I kind of wish someone would play the villan in this arena. Collect data on important people and do something socially bad but perfectly legal. Then tell the the people who complain to put up or shut up. Maybe if you embarrassed or anger anough people this way something will happen? Idk, guess there is too much money to be made for people to risk this strategy
Sounds like a plan. Unfortnately, it's an expensive plan. Yesterdays article on the FBI buying location data got me thinking. You can buy feeds of location data, much of it coming from phone apps. With that you should be able to find location history of people who work somewhere. From what I can gather, some of those feeds include the IP address of the reporting device. So I can go to a second company and buy web browsing feeds. Which also sometimes include the reporting IP address. A little cross-correlation should provide a nice summary of the browsing habits of most people who work at a particular place. And of course they all go home at night, so tie in feeds of address geolocations and property ownership records. That'll help identify which individuals go with each web browsing history. Bonus points if you can find any record of spending a few hours but not the whole night at a hotel.

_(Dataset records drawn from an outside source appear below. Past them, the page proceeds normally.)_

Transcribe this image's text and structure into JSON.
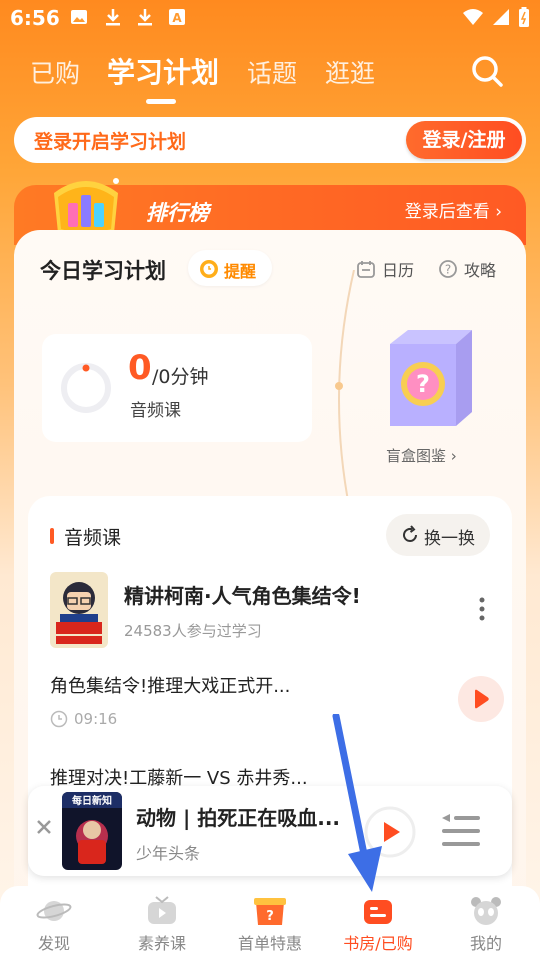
{
  "status_bar": {
    "time": "6:56",
    "left_icons": [
      "image-icon",
      "download-icon",
      "download-icon",
      "font-a-icon"
    ],
    "right_icons": [
      "wifi-icon",
      "signal-icon",
      "battery-icon"
    ]
  },
  "top_tabs": {
    "items": [
      {
        "label": "已购",
        "active": false
      },
      {
        "label": "学习计划",
        "active": true
      },
      {
        "label": "话题",
        "active": false
      },
      {
        "label": "逛逛",
        "active": false
      }
    ],
    "search_icon": "search-icon"
  },
  "login_bar": {
    "prompt": "登录开启学习计划",
    "button": "登录/注册"
  },
  "ranking": {
    "title": "排行榜",
    "action": "登录后查看 ›"
  },
  "plan": {
    "title": "今日学习计划",
    "remind_label": "提醒",
    "calendar_label": "日历",
    "guide_label": "攻略",
    "stat_value": "0",
    "stat_unit": "/0分钟",
    "stat_sub": "音频课",
    "blind_box_label": "盲盒图鉴 ›"
  },
  "course_section": {
    "title": "音频课",
    "swap_label": "换一换",
    "course_title": "精讲柯南·人气角色集结令!",
    "course_meta": "24583人参与过学习",
    "episodes": [
      {
        "title": "角色集结令!推理大戏正式开...",
        "duration": "09:16"
      },
      {
        "title": "推理对决!工藤新一 VS 赤井秀...",
        "duration": ""
      }
    ]
  },
  "mini_player": {
    "cover_text": "每日新知",
    "title": "动物 | 拍死正在吸血...",
    "subtitle": "少年头条"
  },
  "bottom_nav": {
    "items": [
      {
        "label": "发现",
        "icon": "planet-icon",
        "active": false
      },
      {
        "label": "素养课",
        "icon": "tv-icon",
        "active": false
      },
      {
        "label": "首单特惠",
        "icon": "gift-box-icon",
        "active": false
      },
      {
        "label": "书房/已购",
        "icon": "bookshelf-icon",
        "active": true
      },
      {
        "label": "我的",
        "icon": "panda-icon",
        "active": false
      }
    ]
  },
  "colors": {
    "brand_orange": "#ff6a1a",
    "active_red": "#ff4d21",
    "annotation_blue": "#3d6ee6"
  }
}
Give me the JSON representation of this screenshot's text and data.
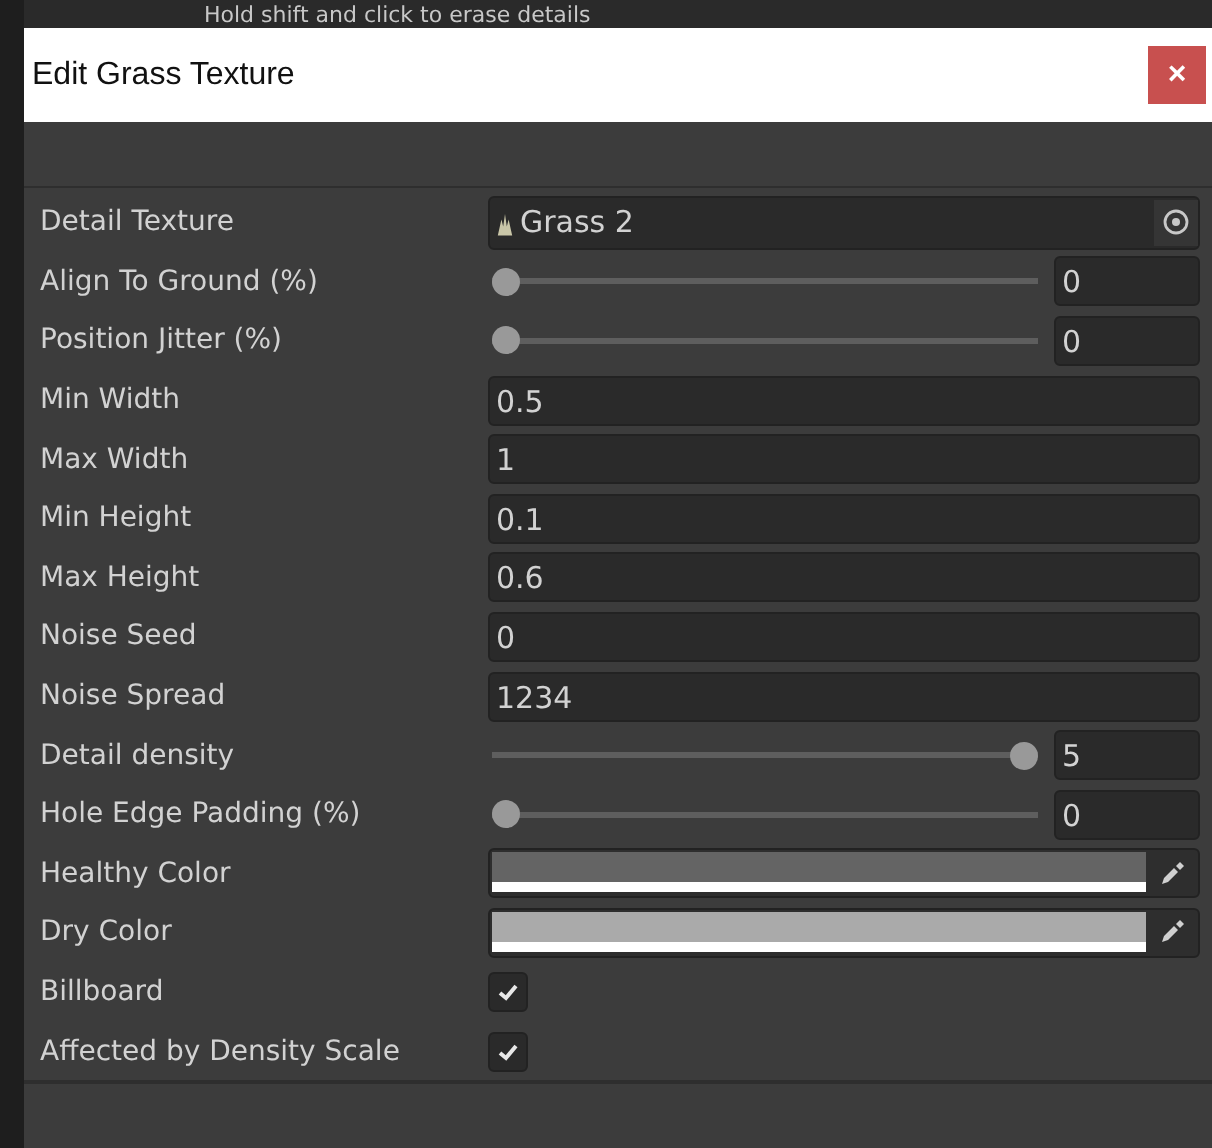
{
  "background_hint": "Hold shift and click to erase details",
  "window": {
    "title": "Edit Grass Texture",
    "close": "×"
  },
  "fields": [
    {
      "kind": "object",
      "label": "Detail Texture",
      "value": "Grass 2"
    },
    {
      "kind": "slider",
      "label": "Align To Ground (%)",
      "level": 0,
      "value": "0"
    },
    {
      "kind": "slider",
      "label": "Position Jitter (%)",
      "level": 0,
      "value": "0"
    },
    {
      "kind": "number",
      "label": "Min Width",
      "value": "0.5"
    },
    {
      "kind": "number",
      "label": "Max Width",
      "value": "1"
    },
    {
      "kind": "number",
      "label": "Min Height",
      "value": "0.1"
    },
    {
      "kind": "number",
      "label": "Max Height",
      "value": "0.6"
    },
    {
      "kind": "number",
      "label": "Noise Seed",
      "value": "0"
    },
    {
      "kind": "number",
      "label": "Noise Spread",
      "value": "1234"
    },
    {
      "kind": "slider",
      "label": "Detail density",
      "level": 1,
      "value": "5"
    },
    {
      "kind": "slider",
      "label": "Hole Edge Padding (%)",
      "level": 0,
      "value": "0"
    },
    {
      "kind": "color",
      "label": "Healthy Color",
      "color": "#646464"
    },
    {
      "kind": "color",
      "label": "Dry Color",
      "color": "#aaaaaa"
    },
    {
      "kind": "toggle",
      "label": "Billboard",
      "checked": true
    },
    {
      "kind": "toggle",
      "label": "Affected by Density Scale",
      "checked": true
    }
  ]
}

Wrap it all up in a pretty web front end and advertise it with slogans like "How does your congressman spend their time?"

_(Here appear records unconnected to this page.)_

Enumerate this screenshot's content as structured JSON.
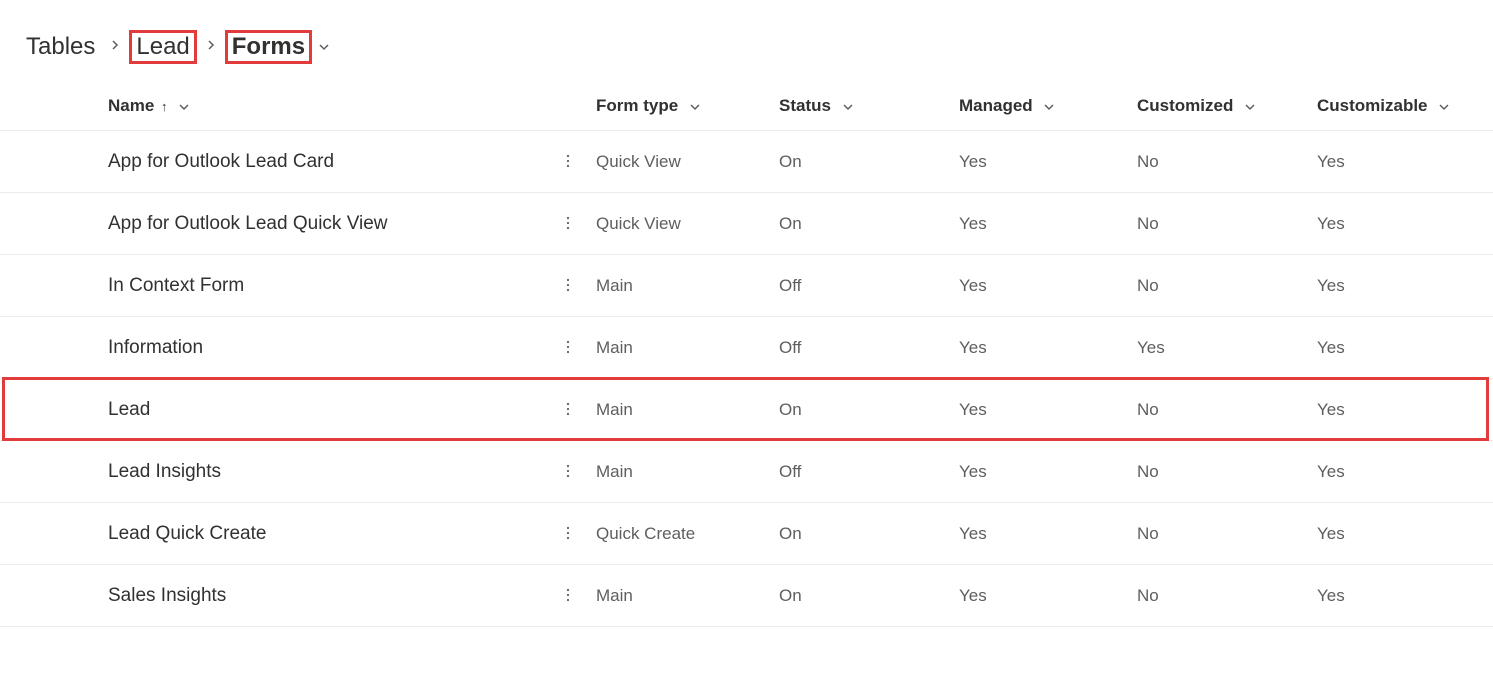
{
  "breadcrumb": {
    "root": "Tables",
    "table": "Lead",
    "section": "Forms"
  },
  "columns": {
    "name": "Name",
    "formtype": "Form type",
    "status": "Status",
    "managed": "Managed",
    "customized": "Customized",
    "customizable": "Customizable"
  },
  "rows": [
    {
      "name": "App for Outlook Lead Card",
      "formtype": "Quick View",
      "status": "On",
      "managed": "Yes",
      "customized": "No",
      "customizable": "Yes"
    },
    {
      "name": "App for Outlook Lead Quick View",
      "formtype": "Quick View",
      "status": "On",
      "managed": "Yes",
      "customized": "No",
      "customizable": "Yes"
    },
    {
      "name": "In Context Form",
      "formtype": "Main",
      "status": "Off",
      "managed": "Yes",
      "customized": "No",
      "customizable": "Yes"
    },
    {
      "name": "Information",
      "formtype": "Main",
      "status": "Off",
      "managed": "Yes",
      "customized": "Yes",
      "customizable": "Yes"
    },
    {
      "name": "Lead",
      "formtype": "Main",
      "status": "On",
      "managed": "Yes",
      "customized": "No",
      "customizable": "Yes"
    },
    {
      "name": "Lead Insights",
      "formtype": "Main",
      "status": "Off",
      "managed": "Yes",
      "customized": "No",
      "customizable": "Yes"
    },
    {
      "name": "Lead Quick Create",
      "formtype": "Quick Create",
      "status": "On",
      "managed": "Yes",
      "customized": "No",
      "customizable": "Yes"
    },
    {
      "name": "Sales Insights",
      "formtype": "Main",
      "status": "On",
      "managed": "Yes",
      "customized": "No",
      "customizable": "Yes"
    }
  ],
  "highlighted_row_index": 4
}
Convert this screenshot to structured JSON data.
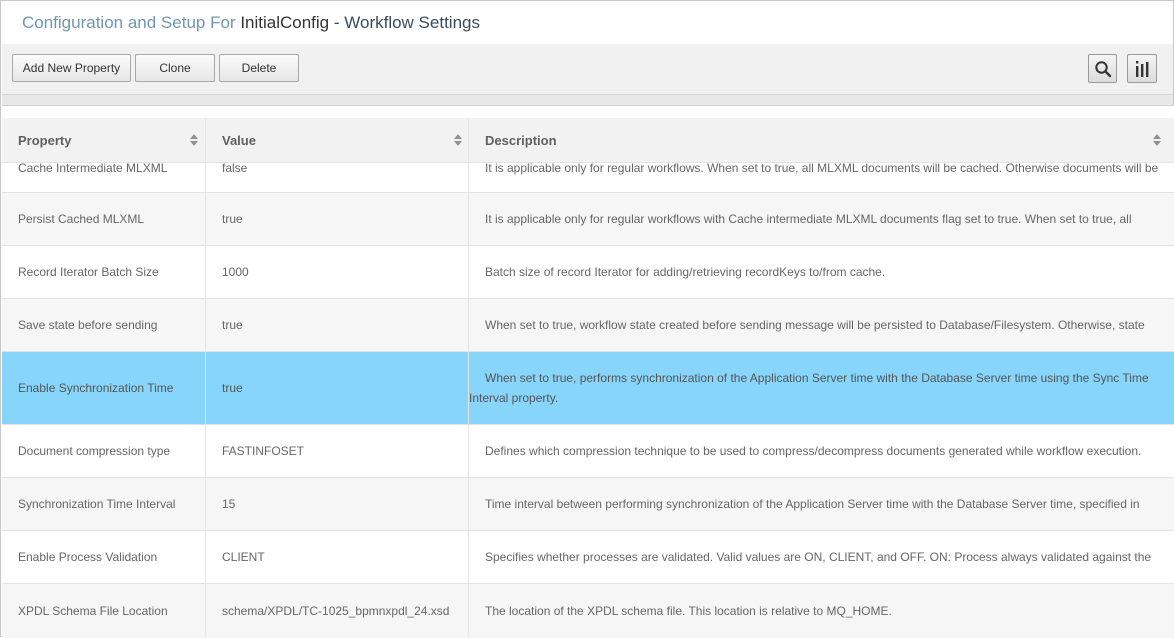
{
  "title": {
    "prefix": "Configuration and Setup For ",
    "config": "InitialConfig",
    "suffix": " - Workflow Settings"
  },
  "toolbar": {
    "add_label": "Add New Property",
    "clone_label": "Clone",
    "delete_label": "Delete",
    "search_icon": "search-icon",
    "columns_icon": "columns-icon"
  },
  "table": {
    "columns": [
      "Property",
      "Value",
      "Description"
    ],
    "rows": [
      {
        "property": "Cache Intermediate MLXML",
        "value": "false",
        "description": "It is applicable only for regular workflows. When set to true, all MLXML documents will be cached. Otherwise documents will be"
      },
      {
        "property": "Persist Cached MLXML",
        "value": "true",
        "description": "It is applicable only for regular workflows with Cache intermediate MLXML documents flag set to true. When set to true, all"
      },
      {
        "property": "Record Iterator Batch Size",
        "value": "1000",
        "description": "Batch size of record Iterator for adding/retrieving recordKeys to/from cache."
      },
      {
        "property": "Save state before sending",
        "value": "true",
        "description": "When set to true, workflow state created before sending message will be persisted to Database/Filesystem. Otherwise, state"
      },
      {
        "property": "Enable Synchronization Time",
        "value": "true",
        "description": "When set to true, performs synchronization of the Application Server time with the Database Server time using the Sync Time Interval property."
      },
      {
        "property": "Document compression type",
        "value": "FASTINFOSET",
        "description": "Defines which compression technique to be used to compress/decompress documents generated while workflow execution."
      },
      {
        "property": "Synchronization Time Interval",
        "value": "15",
        "description": "Time interval between performing synchronization of the Application Server time with the Database Server time, specified in"
      },
      {
        "property": "Enable Process Validation",
        "value": "CLIENT",
        "description": "Specifies whether processes are validated. Valid values are ON, CLIENT, and OFF. ON: Process always validated against the"
      },
      {
        "property": "XPDL Schema File Location",
        "value": "schema/XPDL/TC-1025_bpmnxpdl_24.xsd",
        "description": "The location of the XPDL schema file. This location is relative to MQ_HOME."
      }
    ]
  },
  "colors": {
    "selected_row": "#87d5fb",
    "title_prefix": "#6f98ae"
  }
}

How is this not already a thing? Given the total lack of regulation around the data broker business, what exactly stops someone from doing this? The expense is probably a big part of it. The few details I could find about pricing makes it sound like these feeds are at least $5K/month, and maybe a lot more (unsurprisingly details are scarce. "Call for a quote" is the most common price). If you need multiple feeds, plus probably a fair amount of compute to process it, it's probably a million dollars per year project or more. You'll probably want to have some good lawyers on retainer as well, because legal or not I would expect some fallout. It's not something I'm going to do, but I would expect that every intelligence service out there has done it.
But back on topic, no matter how little trust you have in the FBI you should probably have even less trust for all the other actors that can buy access to some of this data.